Editorial: Being a tourist instead of being a critic
Working with The Cord has given me the opportunity to travel to many different places for free. Among these, the most notable was our trip to Calgary at the beginning of this year.
Thankfully, I had to bear no burden for the expenses of the trip. This allowed my mind the freedom to explore the whole journey in a more critical sense. Let me explain.
From the moment our trip started with us making our way to the Waterloo Airport, it was a brand new experience for me at every single turn.
I had never been to Calgary before, so I was looking forward to arriving in the 4th most livable city in the world. I’m not going to lie, I had very low expectations.

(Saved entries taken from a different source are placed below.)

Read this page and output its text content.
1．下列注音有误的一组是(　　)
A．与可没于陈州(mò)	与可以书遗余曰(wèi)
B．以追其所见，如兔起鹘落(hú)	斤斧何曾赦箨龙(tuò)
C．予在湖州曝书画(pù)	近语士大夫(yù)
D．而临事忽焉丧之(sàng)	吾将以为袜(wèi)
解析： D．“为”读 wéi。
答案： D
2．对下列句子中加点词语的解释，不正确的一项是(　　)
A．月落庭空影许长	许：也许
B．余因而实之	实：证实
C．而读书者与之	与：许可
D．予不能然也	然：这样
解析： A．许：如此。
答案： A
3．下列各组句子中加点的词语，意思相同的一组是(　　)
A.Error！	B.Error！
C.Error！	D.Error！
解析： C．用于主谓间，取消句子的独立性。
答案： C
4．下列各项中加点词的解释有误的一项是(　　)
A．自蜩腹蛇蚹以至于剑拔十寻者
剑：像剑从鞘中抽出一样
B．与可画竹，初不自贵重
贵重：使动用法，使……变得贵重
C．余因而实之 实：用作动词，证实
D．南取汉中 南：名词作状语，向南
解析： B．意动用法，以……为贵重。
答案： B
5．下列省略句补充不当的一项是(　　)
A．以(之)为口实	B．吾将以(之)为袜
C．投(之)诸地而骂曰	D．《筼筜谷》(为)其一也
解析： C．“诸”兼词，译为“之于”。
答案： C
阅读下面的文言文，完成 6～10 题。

I envisioned Calgary to be plain and empty with very little to see or do, but I knew I was wrong the moment I saw the sheer amount of lights beaming out of the city when we were flying over it just before landing.
I spent the whole duration of my stay admiring the city, but I was also filled with questions. Why is it so empty here? Why is the mall empty during a weekend? Why do I not see anyone working inside the commercial buildings? Is this city hiding something?
Near the end of the trip, I asked myself if being this critical towards a place I’m visiting for free made me ungrateful, but I’d like to think otherwise
All these questions forced me look on the internet only to find that Calgary is home to one of the greatest outdoor shows in the world, known as the Calgary Stampede. Calgary also has the strongest economy in all of Canada. So the people there work, just not when I’m looking.
I remember stumbling into a club late at night with my colleagues and much to my surprise, it was packed and booming. I had a moment where I looked at the dancefloor and just said to myself, “So that’s where everyone is.”
Yes, I was a little drunk, but the point is the night life in Calgary is fantastic and I would have never known if I hadn’t kept trying to figure out where all the people were.
Near the end of the trip, I asked myself if being this critical towards a place I’m visiting for free made me ungrateful, but I’d like to think otherwise. If I hadn’t been so curious, I would never have known about all the little facts and details that made Calgary so special.
Looking back I realized I missed out on so many details when I visited different places in the world because I was too busy being an arrogant tourist and not someone willing to ask questions, research and explore. So, what truly matters, that insta-worthy picture or how a place really made you feel?